Code needs to be adjusted for every mode. For occasion, when in GRAPH_MODE, it’s finest to keep away from Python-native management circulation the place attainable.
Deployment setting: Huawei ModelArts
As you would possibly count on, Huawei’s ModelArts, the corporate’s cloud-based AI growth and deployment platform, is tightly built-in with Huawei’s Ascend {hardware} and the MindSpore framework. While it’s similar to platforms like AWS SageMaker and Google Vertex AI, it’s optimised for Huawei’s AI processors.
Huawei says ModelArts helps the complete pipeline from knowledge labelling and preprocessing to mannequin coaching, deployment, and monitoring. Each stage of the pipeline is offered by way of API or the net interface.
In abstract
Adapting to MindSpore and CANN could necessitate coaching and time, significantly for groups accustomed to NVIDIA’s ecosystem, with knowledge engineers needing to know numerous new processes.

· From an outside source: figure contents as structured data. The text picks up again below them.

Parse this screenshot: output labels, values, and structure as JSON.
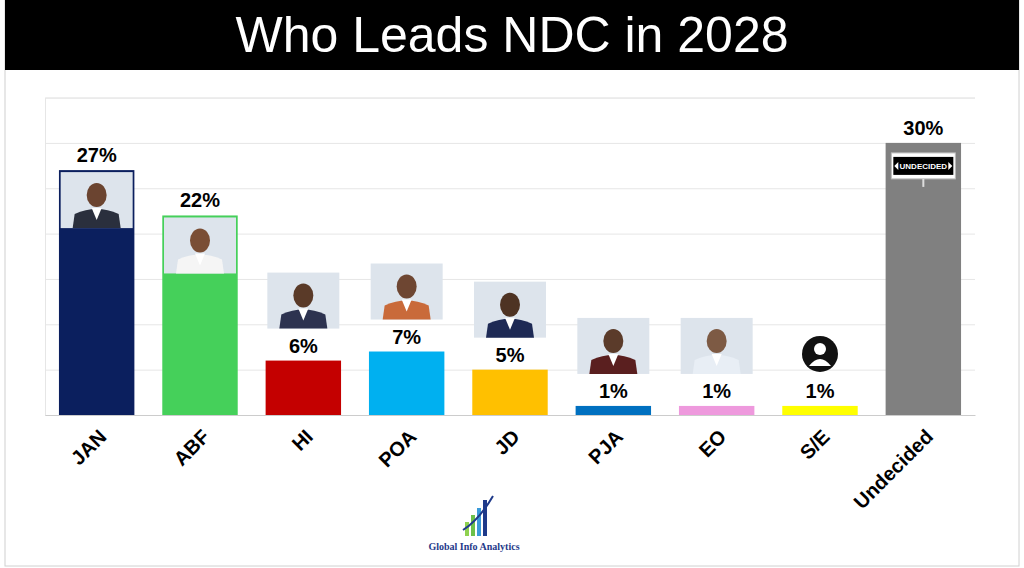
{
  "chart_data": {
    "type": "bar",
    "title": "Who Leads NDC in 2028",
    "categories": [
      "JAN",
      "ABF",
      "HI",
      "POA",
      "JD",
      "PJA",
      "EO",
      "S/E",
      "Undecided"
    ],
    "values": [
      27,
      22,
      6,
      7,
      5,
      1,
      1,
      1,
      30
    ],
    "value_labels": [
      "27%",
      "22%",
      "6%",
      "7%",
      "5%",
      "1%",
      "1%",
      "1%",
      "30%"
    ],
    "colors": [
      "#0b1f5e",
      "#45d05a",
      "#c40000",
      "#00b0f0",
      "#ffc000",
      "#0070c0",
      "#ee99dd",
      "#ffff00",
      "#808080"
    ],
    "ylim": [
      0,
      35
    ],
    "yticks": [
      0,
      5,
      10,
      15,
      20,
      25,
      30,
      35
    ],
    "grid": true,
    "tick_labels": "x",
    "data_labels": true,
    "annotations": [
      "UNDECIDED"
    ],
    "source": "Global Info Analytics"
  }
}
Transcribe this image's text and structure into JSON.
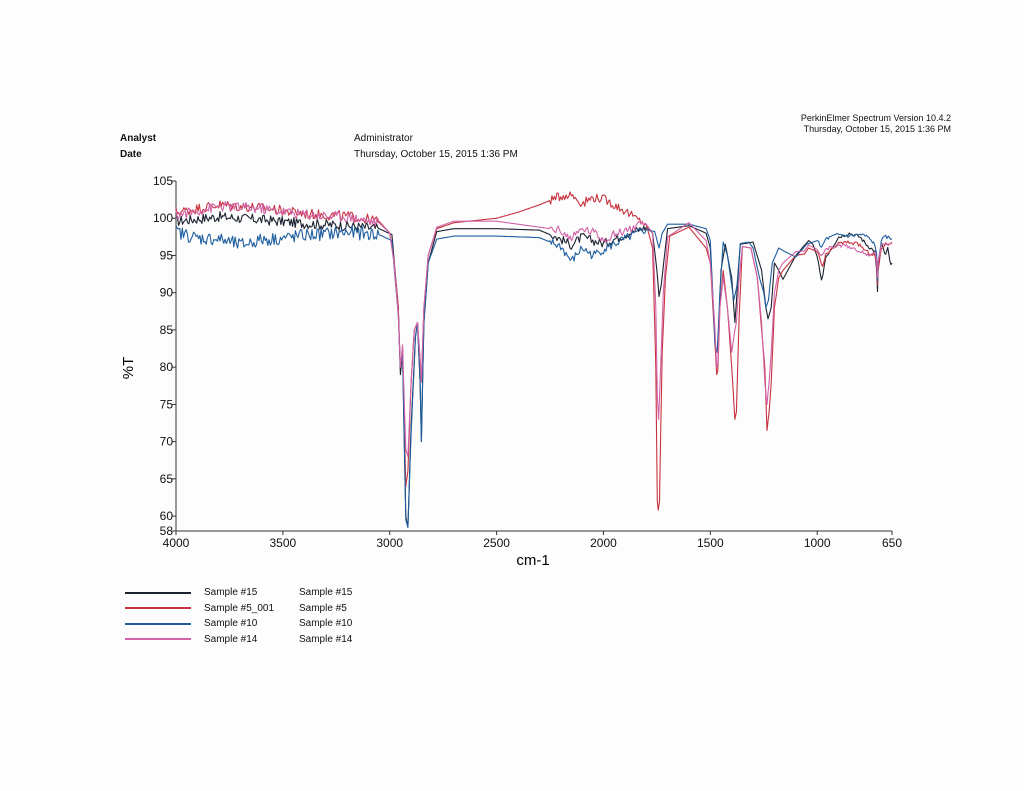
{
  "header": {
    "software": "PerkinElmer Spectrum Version 10.4.2",
    "print_date": "Thursday, October 15, 2015 1:36 PM",
    "analyst_label": "Analyst",
    "analyst_value": "Administrator",
    "date_label": "Date",
    "date_value": "Thursday, October 15, 2015 1:36 PM"
  },
  "legend": [
    {
      "name": "Sample #15",
      "desc": "Sample #15",
      "color": "#1c2230"
    },
    {
      "name": "Sample #5_001",
      "desc": "Sample #5",
      "color": "#c8323f"
    },
    {
      "name": "Sample #10",
      "desc": "Sample #10",
      "color": "#1f5fa0"
    },
    {
      "name": "Sample #14",
      "desc": "Sample #14",
      "color": "#d163a8"
    }
  ],
  "chart_data": {
    "type": "line",
    "title": "",
    "xlabel": "cm-1",
    "ylabel": "%T",
    "xlim": [
      4000,
      650
    ],
    "ylim": [
      58,
      105
    ],
    "x_ticks": [
      4000,
      3500,
      3000,
      2500,
      2000,
      1500,
      1000,
      650
    ],
    "y_ticks": [
      58,
      60,
      65,
      70,
      75,
      80,
      85,
      90,
      95,
      100,
      105
    ],
    "grid": false,
    "series": [
      {
        "name": "Sample #15",
        "color": "#1c2230",
        "points": [
          [
            4000,
            99.6
          ],
          [
            3800,
            100.2
          ],
          [
            3600,
            99.8
          ],
          [
            3400,
            99.3
          ],
          [
            3200,
            99
          ],
          [
            3050,
            98.6
          ],
          [
            2990,
            97.8
          ],
          [
            2960,
            88
          ],
          [
            2950,
            79
          ],
          [
            2940,
            82
          ],
          [
            2925,
            60
          ],
          [
            2915,
            58.5
          ],
          [
            2900,
            72
          ],
          [
            2880,
            84
          ],
          [
            2870,
            86
          ],
          [
            2858,
            78
          ],
          [
            2852,
            70
          ],
          [
            2840,
            86
          ],
          [
            2820,
            94
          ],
          [
            2780,
            98.2
          ],
          [
            2700,
            98.6
          ],
          [
            2500,
            98.6
          ],
          [
            2300,
            98.4
          ],
          [
            2200,
            97.2
          ],
          [
            2150,
            96.4
          ],
          [
            2100,
            97.5
          ],
          [
            2050,
            97
          ],
          [
            2000,
            96.6
          ],
          [
            1900,
            97.8
          ],
          [
            1800,
            98.8
          ],
          [
            1770,
            98
          ],
          [
            1750,
            93
          ],
          [
            1740,
            89.5
          ],
          [
            1730,
            91
          ],
          [
            1700,
            98.6
          ],
          [
            1600,
            99
          ],
          [
            1520,
            98
          ],
          [
            1500,
            96
          ],
          [
            1475,
            82
          ],
          [
            1465,
            82.5
          ],
          [
            1450,
            93
          ],
          [
            1430,
            96.5
          ],
          [
            1400,
            92
          ],
          [
            1385,
            86
          ],
          [
            1375,
            90
          ],
          [
            1360,
            96.5
          ],
          [
            1300,
            96.8
          ],
          [
            1260,
            93
          ],
          [
            1240,
            88
          ],
          [
            1230,
            86.5
          ],
          [
            1215,
            88
          ],
          [
            1200,
            94
          ],
          [
            1180,
            93
          ],
          [
            1160,
            91.8
          ],
          [
            1100,
            95
          ],
          [
            1040,
            97
          ],
          [
            1020,
            96.5
          ],
          [
            1000,
            94.8
          ],
          [
            980,
            91.5
          ],
          [
            960,
            94.8
          ],
          [
            900,
            97.5
          ],
          [
            850,
            98
          ],
          [
            800,
            97.5
          ],
          [
            770,
            96.5
          ],
          [
            730,
            95.5
          ],
          [
            722,
            93
          ],
          [
            718,
            90
          ],
          [
            715,
            93
          ],
          [
            700,
            96.5
          ],
          [
            690,
            95.8
          ],
          [
            680,
            95
          ],
          [
            670,
            96
          ],
          [
            660,
            94
          ],
          [
            650,
            94
          ]
        ]
      },
      {
        "name": "Sample #5_001",
        "color": "#c8323f",
        "points": [
          [
            4000,
            100.8
          ],
          [
            3800,
            101.8
          ],
          [
            3600,
            101.4
          ],
          [
            3400,
            100.6
          ],
          [
            3200,
            100.3
          ],
          [
            3050,
            99.6
          ],
          [
            3000,
            98
          ],
          [
            2980,
            94.2
          ],
          [
            2960,
            88
          ],
          [
            2950,
            80
          ],
          [
            2940,
            82.5
          ],
          [
            2925,
            64
          ],
          [
            2915,
            66
          ],
          [
            2900,
            78
          ],
          [
            2885,
            85
          ],
          [
            2870,
            86
          ],
          [
            2858,
            81
          ],
          [
            2852,
            78
          ],
          [
            2840,
            88
          ],
          [
            2820,
            95
          ],
          [
            2780,
            98.6
          ],
          [
            2700,
            99.4
          ],
          [
            2500,
            100
          ],
          [
            2400,
            100.8
          ],
          [
            2300,
            101.8
          ],
          [
            2200,
            103
          ],
          [
            2150,
            103.2
          ],
          [
            2100,
            102
          ],
          [
            2050,
            102.8
          ],
          [
            2000,
            102.6
          ],
          [
            1900,
            101
          ],
          [
            1850,
            100
          ],
          [
            1800,
            99.2
          ],
          [
            1770,
            96
          ],
          [
            1755,
            80
          ],
          [
            1748,
            62
          ],
          [
            1744,
            60.8
          ],
          [
            1738,
            62
          ],
          [
            1725,
            82
          ],
          [
            1710,
            92
          ],
          [
            1690,
            97.6
          ],
          [
            1600,
            98.8
          ],
          [
            1520,
            96
          ],
          [
            1500,
            94
          ],
          [
            1480,
            84
          ],
          [
            1470,
            79
          ],
          [
            1465,
            79.5
          ],
          [
            1455,
            88
          ],
          [
            1440,
            93
          ],
          [
            1420,
            88
          ],
          [
            1400,
            80
          ],
          [
            1385,
            73
          ],
          [
            1378,
            74
          ],
          [
            1365,
            87
          ],
          [
            1350,
            96.2
          ],
          [
            1310,
            96
          ],
          [
            1280,
            92
          ],
          [
            1260,
            85
          ],
          [
            1245,
            80
          ],
          [
            1235,
            71.5
          ],
          [
            1225,
            74
          ],
          [
            1215,
            78
          ],
          [
            1200,
            88
          ],
          [
            1180,
            92
          ],
          [
            1160,
            93
          ],
          [
            1100,
            95
          ],
          [
            1060,
            95.2
          ],
          [
            1040,
            96
          ],
          [
            1000,
            95.5
          ],
          [
            975,
            93.5
          ],
          [
            960,
            95
          ],
          [
            900,
            96.6
          ],
          [
            850,
            96.8
          ],
          [
            800,
            96.4
          ],
          [
            770,
            95.5
          ],
          [
            730,
            95
          ],
          [
            722,
            94
          ],
          [
            718,
            91
          ],
          [
            715,
            93
          ],
          [
            700,
            96
          ],
          [
            680,
            96.5
          ],
          [
            650,
            96.8
          ]
        ]
      },
      {
        "name": "Sample #10",
        "color": "#1f5fa0",
        "points": [
          [
            4000,
            98.2
          ],
          [
            3900,
            97.3
          ],
          [
            3800,
            97.2
          ],
          [
            3700,
            96.4
          ],
          [
            3600,
            97.1
          ],
          [
            3500,
            97.3
          ],
          [
            3400,
            97.7
          ],
          [
            3200,
            98.1
          ],
          [
            3050,
            97.8
          ],
          [
            2990,
            97
          ],
          [
            2960,
            87
          ],
          [
            2950,
            80
          ],
          [
            2940,
            82
          ],
          [
            2925,
            59.5
          ],
          [
            2915,
            58.5
          ],
          [
            2900,
            71
          ],
          [
            2880,
            84
          ],
          [
            2870,
            86
          ],
          [
            2858,
            78
          ],
          [
            2852,
            70
          ],
          [
            2840,
            86
          ],
          [
            2820,
            94
          ],
          [
            2780,
            97.2
          ],
          [
            2700,
            97.6
          ],
          [
            2500,
            97.6
          ],
          [
            2300,
            97.4
          ],
          [
            2250,
            96.8
          ],
          [
            2200,
            96.2
          ],
          [
            2150,
            94.2
          ],
          [
            2100,
            96
          ],
          [
            2050,
            95
          ],
          [
            2000,
            95.8
          ],
          [
            1900,
            97.2
          ],
          [
            1800,
            98.5
          ],
          [
            1760,
            98.2
          ],
          [
            1740,
            96
          ],
          [
            1725,
            98
          ],
          [
            1700,
            99.2
          ],
          [
            1600,
            99.2
          ],
          [
            1520,
            98.6
          ],
          [
            1500,
            97
          ],
          [
            1478,
            83
          ],
          [
            1468,
            82
          ],
          [
            1455,
            90
          ],
          [
            1440,
            96.8
          ],
          [
            1420,
            95
          ],
          [
            1400,
            91
          ],
          [
            1390,
            89
          ],
          [
            1375,
            91
          ],
          [
            1360,
            96.6
          ],
          [
            1320,
            96.8
          ],
          [
            1300,
            96
          ],
          [
            1270,
            92
          ],
          [
            1250,
            90
          ],
          [
            1240,
            88
          ],
          [
            1228,
            89
          ],
          [
            1210,
            94
          ],
          [
            1180,
            96
          ],
          [
            1150,
            95.5
          ],
          [
            1100,
            94.8
          ],
          [
            1050,
            96.5
          ],
          [
            1000,
            97
          ],
          [
            980,
            96
          ],
          [
            960,
            97.2
          ],
          [
            900,
            97.8
          ],
          [
            850,
            97.6
          ],
          [
            800,
            97.8
          ],
          [
            770,
            97.6
          ],
          [
            730,
            96.5
          ],
          [
            722,
            95
          ],
          [
            718,
            91.5
          ],
          [
            715,
            94
          ],
          [
            700,
            97
          ],
          [
            680,
            97.5
          ],
          [
            650,
            97.2
          ]
        ]
      },
      {
        "name": "Sample #14",
        "color": "#d163a8",
        "points": [
          [
            4000,
            100.4
          ],
          [
            3800,
            101.6
          ],
          [
            3600,
            101.3
          ],
          [
            3400,
            100.5
          ],
          [
            3200,
            100.2
          ],
          [
            3050,
            99.4
          ],
          [
            3000,
            98
          ],
          [
            2980,
            94
          ],
          [
            2960,
            87
          ],
          [
            2950,
            80
          ],
          [
            2940,
            83
          ],
          [
            2925,
            69
          ],
          [
            2915,
            68
          ],
          [
            2900,
            78
          ],
          [
            2885,
            85
          ],
          [
            2870,
            86
          ],
          [
            2858,
            81
          ],
          [
            2852,
            78
          ],
          [
            2840,
            88
          ],
          [
            2820,
            95
          ],
          [
            2780,
            98.8
          ],
          [
            2700,
            99.6
          ],
          [
            2500,
            99.6
          ],
          [
            2300,
            98.8
          ],
          [
            2200,
            98.4
          ],
          [
            2150,
            97.2
          ],
          [
            2100,
            98.6
          ],
          [
            2050,
            98.2
          ],
          [
            2000,
            97.2
          ],
          [
            1900,
            98.4
          ],
          [
            1800,
            99.2
          ],
          [
            1770,
            98
          ],
          [
            1755,
            88
          ],
          [
            1748,
            76
          ],
          [
            1742,
            73
          ],
          [
            1735,
            78
          ],
          [
            1720,
            90
          ],
          [
            1700,
            97.5
          ],
          [
            1600,
            99.4
          ],
          [
            1520,
            97
          ],
          [
            1500,
            94
          ],
          [
            1480,
            86
          ],
          [
            1470,
            80
          ],
          [
            1465,
            80.5
          ],
          [
            1455,
            88
          ],
          [
            1440,
            92
          ],
          [
            1420,
            88
          ],
          [
            1400,
            82
          ],
          [
            1385,
            85
          ],
          [
            1378,
            86
          ],
          [
            1365,
            92
          ],
          [
            1350,
            96.2
          ],
          [
            1310,
            96
          ],
          [
            1280,
            92
          ],
          [
            1260,
            86
          ],
          [
            1245,
            78
          ],
          [
            1235,
            75
          ],
          [
            1225,
            78
          ],
          [
            1215,
            82
          ],
          [
            1200,
            90
          ],
          [
            1180,
            93
          ],
          [
            1160,
            94
          ],
          [
            1100,
            95.5
          ],
          [
            1060,
            95.6
          ],
          [
            1040,
            96.4
          ],
          [
            1000,
            95.8
          ],
          [
            975,
            95
          ],
          [
            960,
            95.8
          ],
          [
            900,
            96.4
          ],
          [
            850,
            96.2
          ],
          [
            800,
            95.6
          ],
          [
            770,
            95
          ],
          [
            730,
            95.5
          ],
          [
            722,
            94.5
          ],
          [
            718,
            92
          ],
          [
            715,
            94
          ],
          [
            700,
            96.4
          ],
          [
            680,
            96.5
          ],
          [
            650,
            96.6
          ]
        ]
      }
    ]
  }
}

These embrace how CANN handles mannequin compilation and optimisation for Ascend {hardware}, adjusting tooling and automation pipelines designed initially for NVIDIA GPUs, and studying new APIs and workflows particular to MindSpore.
Although Huawei’s instruments are evolving, they lack the maturity, stability, and broader ecosystem assist that frameworks like PyTorch with CUDA provide. However, Huawei hopes that migrating to its processes and infrastructure will repay when it comes to outcomes, and let organisations cut back reliance on US-based Nvidia.
Huawei’s Ascend processors could also be highly effective and designed for AI workloads, however they’ve solely restricted distribution in some nations. Teams outdoors Huawei’s core markets could wrestle to check or deploy fashions on Ascend {hardware}, until they use companion platforms, like ModelArts, that supply distant entry.
Fortunately, Huawei offers intensive migration guides, assist, and sources to assist any transition.
(Image supply: “Huawei P9” by 405 Mi16 is licensed beneath CC BY-NC-ND 2.0.)

Want to study extra about AI and massive knowledge from business leaders? Check out AI & Big Data Expo happening in Amsterdam, California, and London. The complete occasion is a part of TechEx and co-located with different main know-how occasions. Click here for extra info.
AI News is powered by TechForge Media. Explore different upcoming enterprise know-how occasions and webinars here.
The submit Re-engineering for better results: The Huawei AI stack appeared first on AI News.